A sua influência era tanta que foi escolhido para representar os Estados Unidos no funeral do primeiro-ministro Francisco Sá Carneiro, falecido num acidente de avião em 1980 e a Casa Branca mandou o Air Force One a Boston para o transportar para Lisboa. Portanto, Fernandes poderia ter sido um excelente embaixador dos Estados Unidos em Lisboa, embora talvez preferisse ser embaixador de Portugal em Washington. Mas em 1974 os cravos da revolução portuguesa estavam demasiadamente vermelhos o escolhido acabou por ser Frank Carlucci, um profissional tarimbado.
Joseph E. Fernandes faleceu em 2007, aos 84 anos e já agora lembre-se que, enquanto ativo no setor das mercearias, foi presidente da Associação Internacional das Cadeias de Lojas com sede em Paris, membro do conselho de administração do Food Marketing Institute e foi eleito em 1996 para o Hall da Fama da MFA.
Mas este MFA não é o Movimento das Forças Armadas do 25 de Abril.
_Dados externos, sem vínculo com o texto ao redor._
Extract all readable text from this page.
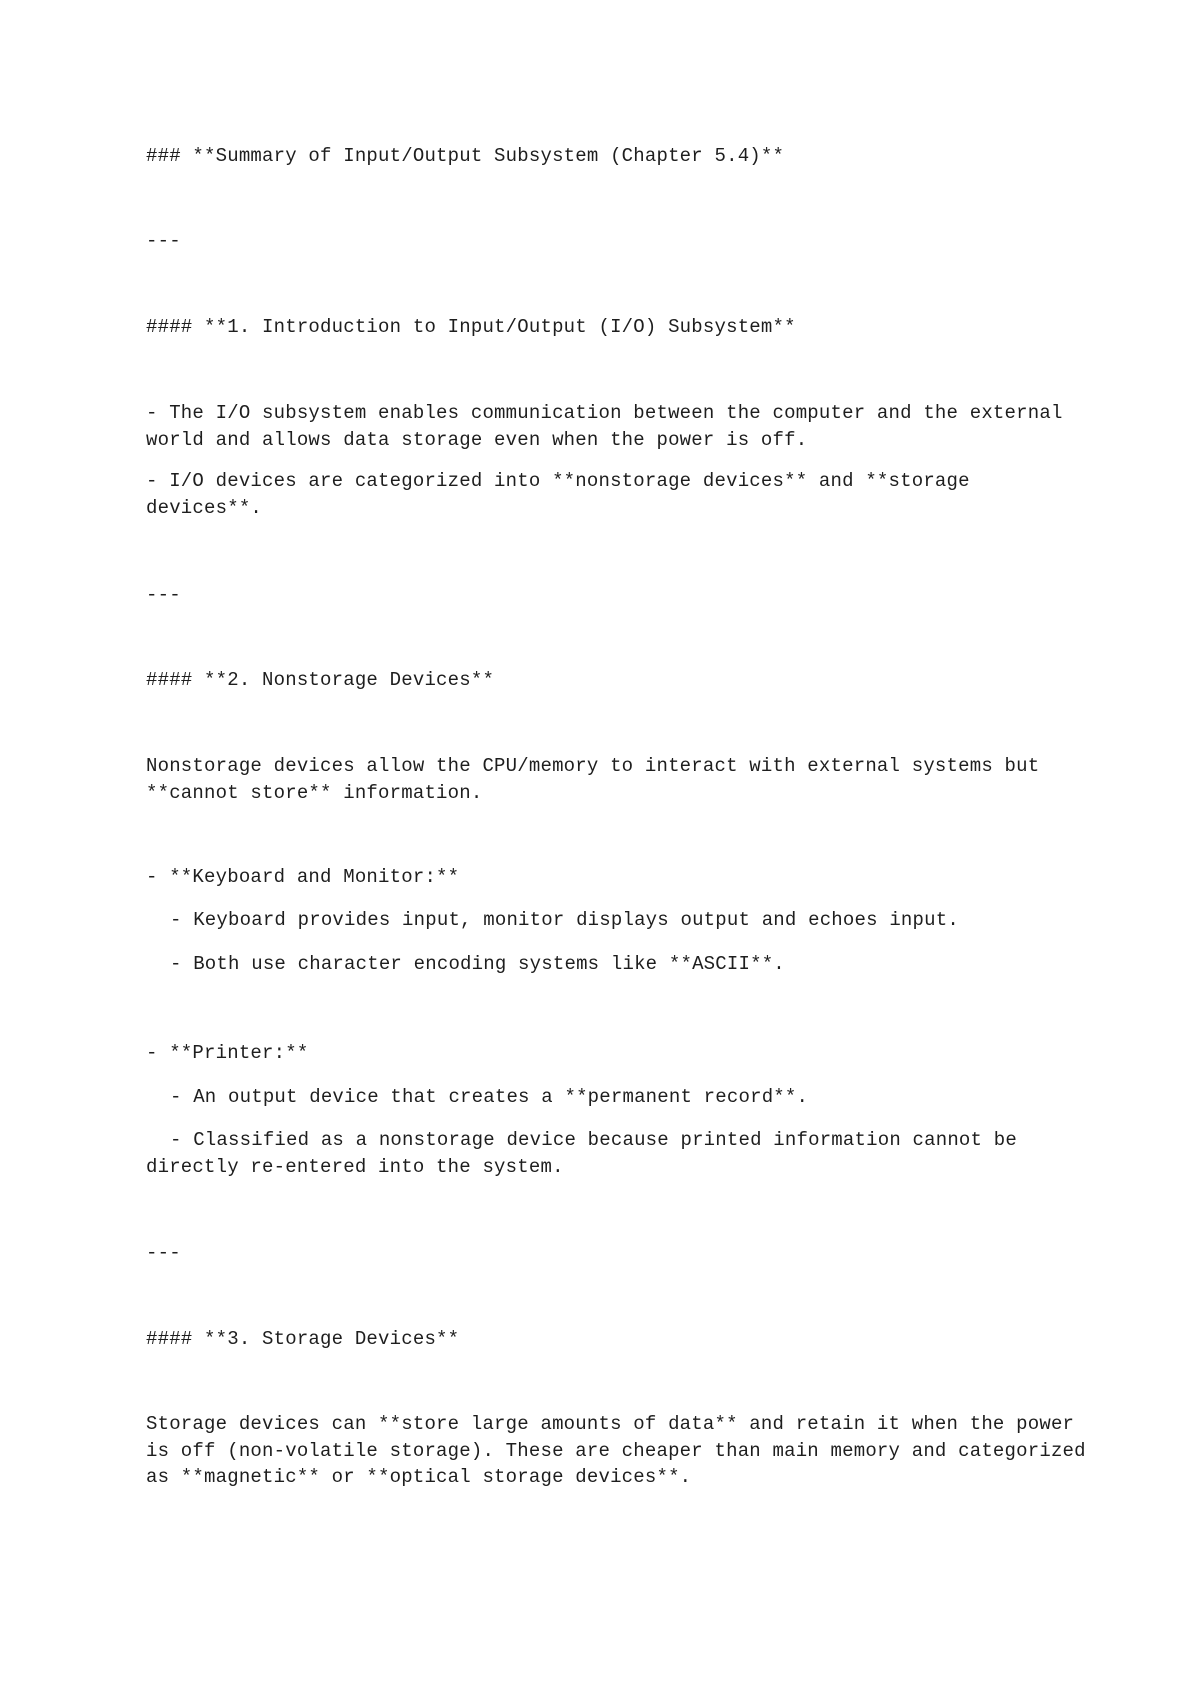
### **Summary of Input/Output Subsystem (Chapter 5.4)**

---

#### **1. Introduction to Input/Output (I/O) Subsystem**

- The I/O subsystem enables communication between the computer and the external world and allows data storage even when the power is off.

- I/O devices are categorized into **nonstorage devices** and **storage devices**.

---

#### **2. Nonstorage Devices**

Nonstorage devices allow the CPU/memory to interact with external systems but **cannot store** information.

- **Keyboard and Monitor:**

- Keyboard provides input, monitor displays output and echoes input.

- Both use character encoding systems like **ASCII**.

- **Printer:**

- An output device that creates a **permanent record**.

- Classified as a nonstorage device because printed information cannot be directly re-entered into the system.

---

#### **3. Storage Devices**

Storage devices can **store large amounts of data** and retain it when the power is off (non-volatile storage). These are cheaper than main memory and categorized as **magnetic** or **optical storage devices**.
É o MFA da Massachusetts Food Association, que presta essa homenagem a todos aqueles que considera “pioneiros” no ramo das mercearias.

 

Ted Kennedy em Portugal

O falecido Edward Kennedy, ao tempo senador do Partido Democrático, foi o primeiro político americano a visitar Portugal depois do 25 de Abril em novembro de 1974.
Ted Kennedy, como era conhecido, viajou acompanhado de uma irmã. Reuniu-se no Palácio de São Bento com Vítor Alves, ministro Sem Pasta; foi entrevistado por Joaquim Letria para a RTP e Mário Soares, que era ministro dos Negócios Estrangeiros, ofereceu-lhe um jantar numa casa de fados a que também assistiram Álvaro Cunhal e Otelo Saraiva de Carvalho.
“Era um homem de convicções, um homem bom, um verdadeiro democrata no sentido mais amplo da palavra que fez muito pelo seu país e que também foi um bom amigo de Portugal”, disse Mário Soares quando Ted Kennedy faleceu em 2009, aos 77 anos.
Ted Kennedy foi o maior propagandista dos cães de água portugueses nos Estados Unidos, possuia três e, em maio de 2006, publicou um livro sobre um deles, Splash, que era a sua companhia no Capitólio. O livro intitulava-se “My Senator and Me: A Dog’s Eye View of Washington”.